Acer S 13 S5-371 review: Sound Quality
Over the last year we’ve seen most manufacturers have a crack at making their laptop speakers sound much more loud and powerful. The Acer S 13’s main improvement is volume. Its two little drivers that sit to each side of the laptop’s bottom can go rather loud, and the preinstalled Dolby Audio app offers a few different modes that tweak the tone and help dramatically increase the perception of ‘loudness’. At maximum volume some audio can cause distortion and the tone at times takes on a hard edge, but you can combat this by making your own Dolby Audio custom setting if it starts to offend your ears. There are bassier, more refined-sounding laptop speakers out there, but we’re largely happy with the Acer S 13’s units. It’s comparable with that of more expensive machines.
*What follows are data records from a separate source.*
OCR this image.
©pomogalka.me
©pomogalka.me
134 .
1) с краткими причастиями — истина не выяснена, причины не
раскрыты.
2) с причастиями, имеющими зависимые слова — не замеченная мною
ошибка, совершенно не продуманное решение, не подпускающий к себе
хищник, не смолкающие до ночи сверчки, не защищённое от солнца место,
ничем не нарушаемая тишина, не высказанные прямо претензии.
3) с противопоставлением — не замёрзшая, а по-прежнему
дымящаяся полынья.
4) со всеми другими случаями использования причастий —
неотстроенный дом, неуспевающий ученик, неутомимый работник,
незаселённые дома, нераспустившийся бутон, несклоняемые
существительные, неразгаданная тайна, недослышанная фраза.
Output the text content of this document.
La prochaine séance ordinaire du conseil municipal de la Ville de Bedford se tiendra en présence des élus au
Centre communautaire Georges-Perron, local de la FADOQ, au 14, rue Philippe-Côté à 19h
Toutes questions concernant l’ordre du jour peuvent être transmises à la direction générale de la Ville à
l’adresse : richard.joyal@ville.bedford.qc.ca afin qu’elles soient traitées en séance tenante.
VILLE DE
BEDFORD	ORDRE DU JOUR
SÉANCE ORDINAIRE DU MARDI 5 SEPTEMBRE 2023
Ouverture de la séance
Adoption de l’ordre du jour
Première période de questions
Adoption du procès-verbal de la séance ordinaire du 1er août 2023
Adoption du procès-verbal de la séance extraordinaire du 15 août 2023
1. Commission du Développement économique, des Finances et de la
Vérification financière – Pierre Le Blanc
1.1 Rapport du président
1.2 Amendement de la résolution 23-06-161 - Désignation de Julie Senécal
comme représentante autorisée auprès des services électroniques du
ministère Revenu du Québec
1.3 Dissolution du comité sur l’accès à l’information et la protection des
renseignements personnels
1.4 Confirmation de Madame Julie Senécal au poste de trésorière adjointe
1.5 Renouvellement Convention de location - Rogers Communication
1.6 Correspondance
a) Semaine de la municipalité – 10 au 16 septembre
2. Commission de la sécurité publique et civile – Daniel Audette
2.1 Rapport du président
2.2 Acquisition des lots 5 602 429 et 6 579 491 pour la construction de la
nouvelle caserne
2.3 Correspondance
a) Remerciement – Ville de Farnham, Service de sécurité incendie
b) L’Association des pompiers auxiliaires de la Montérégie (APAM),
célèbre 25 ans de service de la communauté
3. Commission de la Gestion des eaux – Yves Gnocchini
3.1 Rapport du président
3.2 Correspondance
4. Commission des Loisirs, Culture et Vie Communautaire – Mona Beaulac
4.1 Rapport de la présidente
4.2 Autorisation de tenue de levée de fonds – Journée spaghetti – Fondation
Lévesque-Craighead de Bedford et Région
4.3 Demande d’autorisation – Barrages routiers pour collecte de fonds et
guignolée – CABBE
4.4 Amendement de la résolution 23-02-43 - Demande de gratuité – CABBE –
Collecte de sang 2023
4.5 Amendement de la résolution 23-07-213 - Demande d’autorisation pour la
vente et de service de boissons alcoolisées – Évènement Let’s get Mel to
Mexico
Acer S 13 S5-371 review: Battery Life
We are quite surprised by how well the Acer S 13 lasts away from its power adapter too. It has a 4030mAh battery, locked into the frame, that lasts for almost exactly 10 hours of 720p video playback at 120cd/m2 screen brightness. That’s with the display at 40-odd per cent power. It’s unusually good, earning the Acer S 13 even more portable points. We’ve used the laptop out and about as our usual work machine a few times and it sails through a day’s light work, particularly as the matt screen lets you keep the brightness very low in most conditions. Acer’s own claims for the laptop vary between 11 and 13 hours depending on which Acer page you read. While you’ll only get those sorts of figures with very limited use at very low screen brightness, we can’t imagine too many complaining when its real life performance is so solid.